FINRA doctored documents given to SEC; punished with a wristslap.

It’s all over the news, at least that section of the web that I frequent, that FINRA employees changed documents before handing them over to the SEC.  The Reuters story by Suzanne Barlyn and Sara Lynch can be found here.

My firm and I have done document productions to FINRA in the past.  They frequently require “certified” copies of documents from my clients.  Sometimes they require “certified” copies of documents that we obtain from another branch of FINRA.  Apparently, my clients and my firm can’t be trusted to not alter documents.

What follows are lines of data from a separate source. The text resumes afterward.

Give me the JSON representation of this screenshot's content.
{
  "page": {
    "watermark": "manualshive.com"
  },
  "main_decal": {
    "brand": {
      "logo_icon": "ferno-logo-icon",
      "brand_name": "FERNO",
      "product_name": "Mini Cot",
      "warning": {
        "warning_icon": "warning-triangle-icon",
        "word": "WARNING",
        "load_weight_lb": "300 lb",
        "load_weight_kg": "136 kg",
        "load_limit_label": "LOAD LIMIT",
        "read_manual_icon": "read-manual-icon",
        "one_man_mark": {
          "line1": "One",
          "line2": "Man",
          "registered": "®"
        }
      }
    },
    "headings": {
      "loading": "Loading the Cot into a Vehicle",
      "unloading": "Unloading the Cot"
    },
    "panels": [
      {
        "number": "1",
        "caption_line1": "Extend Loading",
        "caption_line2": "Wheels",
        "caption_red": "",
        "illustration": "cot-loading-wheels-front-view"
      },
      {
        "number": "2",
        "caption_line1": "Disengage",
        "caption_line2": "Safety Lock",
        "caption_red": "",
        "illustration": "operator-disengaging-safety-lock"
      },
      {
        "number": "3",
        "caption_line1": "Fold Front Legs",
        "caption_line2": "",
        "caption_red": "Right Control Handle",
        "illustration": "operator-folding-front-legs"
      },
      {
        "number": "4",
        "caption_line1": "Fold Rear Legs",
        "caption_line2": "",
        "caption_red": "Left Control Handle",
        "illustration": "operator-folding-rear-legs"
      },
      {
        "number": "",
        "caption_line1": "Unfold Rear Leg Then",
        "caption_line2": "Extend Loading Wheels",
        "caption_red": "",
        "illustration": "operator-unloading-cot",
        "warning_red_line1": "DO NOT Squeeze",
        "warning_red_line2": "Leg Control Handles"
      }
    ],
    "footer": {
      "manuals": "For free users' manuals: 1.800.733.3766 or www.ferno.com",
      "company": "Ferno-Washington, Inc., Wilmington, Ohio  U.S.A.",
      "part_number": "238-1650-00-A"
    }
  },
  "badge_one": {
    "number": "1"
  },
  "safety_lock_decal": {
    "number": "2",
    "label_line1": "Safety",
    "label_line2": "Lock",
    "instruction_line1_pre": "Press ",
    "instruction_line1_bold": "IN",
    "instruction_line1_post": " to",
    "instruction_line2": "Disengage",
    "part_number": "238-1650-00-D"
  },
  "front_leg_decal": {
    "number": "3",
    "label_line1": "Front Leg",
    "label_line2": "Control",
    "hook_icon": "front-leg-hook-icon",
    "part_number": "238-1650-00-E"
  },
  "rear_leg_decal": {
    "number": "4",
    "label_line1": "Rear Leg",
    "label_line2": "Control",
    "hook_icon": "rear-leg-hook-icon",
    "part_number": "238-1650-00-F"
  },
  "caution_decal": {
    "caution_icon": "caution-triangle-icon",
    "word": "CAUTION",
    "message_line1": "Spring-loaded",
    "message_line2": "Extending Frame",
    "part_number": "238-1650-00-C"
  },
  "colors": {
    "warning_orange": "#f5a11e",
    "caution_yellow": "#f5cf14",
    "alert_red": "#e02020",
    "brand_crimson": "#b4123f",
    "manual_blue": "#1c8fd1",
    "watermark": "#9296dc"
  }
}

But FINRA production to the SEC?  Apparently that’s exempt from notions of honesty and fair play.  But even more ironic is the penalty.  FINRA has to hire a consultant and take steps to improve its practices.  If one of my clients altered documents before sending them to FINRA, the discovery would likely result in my client’s permanent suspension from the securities industry.  I have seen draconian responses to much less.

Is it any wonder that the public does not trust our current regulatory system.  Bernie Madoff made the SEC look bad.  FINRA is altering documents that should have been innocuous.  And nothing significant happened other than more lawyers gained employment.

On the other hand, I had a client who changed some customers’ phone numbers in the firm’s database.  That client was suspended from the industry and will have a permanent CRD mark.  Does that seem fair?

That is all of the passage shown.